Les guerriers yayas-ben-othman sont généralement grands, corpulents, ont de longs cheveux, plutôt bouclés que crépus et ne paraissent pas exempts de mélange de sang noir. Toute la smala s’arrêta plusieurs fois pour être spectatrice des courses à cheval et à chameau et des fantasias des jeunes guerriers.

Leurs chevaux sont de petite taille ; ils ne méritent pas la réputation que leur fait généralement l’exagération arabe qui les compare à des gazelles ; on peut tout au plus les mettre sur la même ligne que nos plus petits chevaux de Tarbes. Bien que nous nous soyons tenus derrière l’escorte du chef, celui-ci ne nous a pas adressé la parole, et je me suis fait une triste idée de sa courtoisie. Il a l’habitude de faire attendre les envoyés des princes voisins pendant plusieurs jours sans s’occuper de l’objet de leur mission. On nous cita même beaucoup de cas où il était resté un mois sans les recevoir.

Marabout de l’Adrar. — Dessin de Bertall d’après une photographie.

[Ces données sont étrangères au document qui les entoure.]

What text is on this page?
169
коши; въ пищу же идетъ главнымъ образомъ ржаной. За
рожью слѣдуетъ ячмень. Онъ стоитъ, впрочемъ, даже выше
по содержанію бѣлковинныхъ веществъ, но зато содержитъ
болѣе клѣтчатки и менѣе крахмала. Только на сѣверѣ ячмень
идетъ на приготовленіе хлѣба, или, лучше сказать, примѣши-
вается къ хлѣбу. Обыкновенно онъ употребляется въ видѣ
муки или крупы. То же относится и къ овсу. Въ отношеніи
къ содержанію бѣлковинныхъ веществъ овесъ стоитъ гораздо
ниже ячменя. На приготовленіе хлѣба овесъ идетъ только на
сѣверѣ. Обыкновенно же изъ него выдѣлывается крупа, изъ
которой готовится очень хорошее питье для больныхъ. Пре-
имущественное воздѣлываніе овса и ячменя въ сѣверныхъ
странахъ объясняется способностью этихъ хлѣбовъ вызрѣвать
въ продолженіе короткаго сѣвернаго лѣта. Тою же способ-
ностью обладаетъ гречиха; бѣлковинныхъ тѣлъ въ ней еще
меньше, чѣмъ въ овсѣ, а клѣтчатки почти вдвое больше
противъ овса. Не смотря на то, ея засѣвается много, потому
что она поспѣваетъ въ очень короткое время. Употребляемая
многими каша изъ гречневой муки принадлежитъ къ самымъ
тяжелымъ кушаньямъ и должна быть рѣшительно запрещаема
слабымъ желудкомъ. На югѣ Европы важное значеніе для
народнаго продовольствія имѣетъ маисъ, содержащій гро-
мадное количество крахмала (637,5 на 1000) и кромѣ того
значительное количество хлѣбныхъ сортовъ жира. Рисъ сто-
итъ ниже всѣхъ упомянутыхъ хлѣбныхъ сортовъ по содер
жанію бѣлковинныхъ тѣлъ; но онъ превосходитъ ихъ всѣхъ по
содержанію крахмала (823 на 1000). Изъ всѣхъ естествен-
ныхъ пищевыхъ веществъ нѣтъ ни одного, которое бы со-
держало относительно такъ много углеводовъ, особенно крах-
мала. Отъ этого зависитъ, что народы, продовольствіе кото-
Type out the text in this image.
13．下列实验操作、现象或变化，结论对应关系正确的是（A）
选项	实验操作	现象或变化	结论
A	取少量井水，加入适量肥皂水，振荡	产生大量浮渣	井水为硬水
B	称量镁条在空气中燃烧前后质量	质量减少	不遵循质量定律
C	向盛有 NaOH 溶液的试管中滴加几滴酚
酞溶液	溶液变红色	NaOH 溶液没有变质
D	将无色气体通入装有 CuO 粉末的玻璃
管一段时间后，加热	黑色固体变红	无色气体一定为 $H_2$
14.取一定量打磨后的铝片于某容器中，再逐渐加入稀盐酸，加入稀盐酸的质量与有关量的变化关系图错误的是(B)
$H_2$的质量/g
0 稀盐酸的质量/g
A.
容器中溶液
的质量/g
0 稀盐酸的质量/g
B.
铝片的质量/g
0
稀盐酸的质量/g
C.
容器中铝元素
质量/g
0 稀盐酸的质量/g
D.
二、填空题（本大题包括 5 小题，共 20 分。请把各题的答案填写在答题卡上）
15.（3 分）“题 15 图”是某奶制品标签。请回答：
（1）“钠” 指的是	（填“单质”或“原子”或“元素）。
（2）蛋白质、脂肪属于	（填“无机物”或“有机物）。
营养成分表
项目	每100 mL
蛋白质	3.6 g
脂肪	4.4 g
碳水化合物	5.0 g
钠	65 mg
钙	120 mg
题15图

Le 30, j’ai vu deux de ses fils à qui j’ai fait comprendre que je n’étais pas un Maure, que nous autres blancs nous n’attendions pas et que je demandais à parler à leur père. Depuis trois jours nous étions assaillis par les curieux du camp d’Ould-Aïda et des camps voisins ; on faisait plusieurs jours de marche pour venir nous voir ; à la porte de notre tente se trouvaient toujours plus de quarante personnes à qui il fallait montrer nos armes, ma boussole, mon sextant, mon thermomètre, etc., décidément nous avions plus de succès que n’en ont à la foire bien des animaux curieux.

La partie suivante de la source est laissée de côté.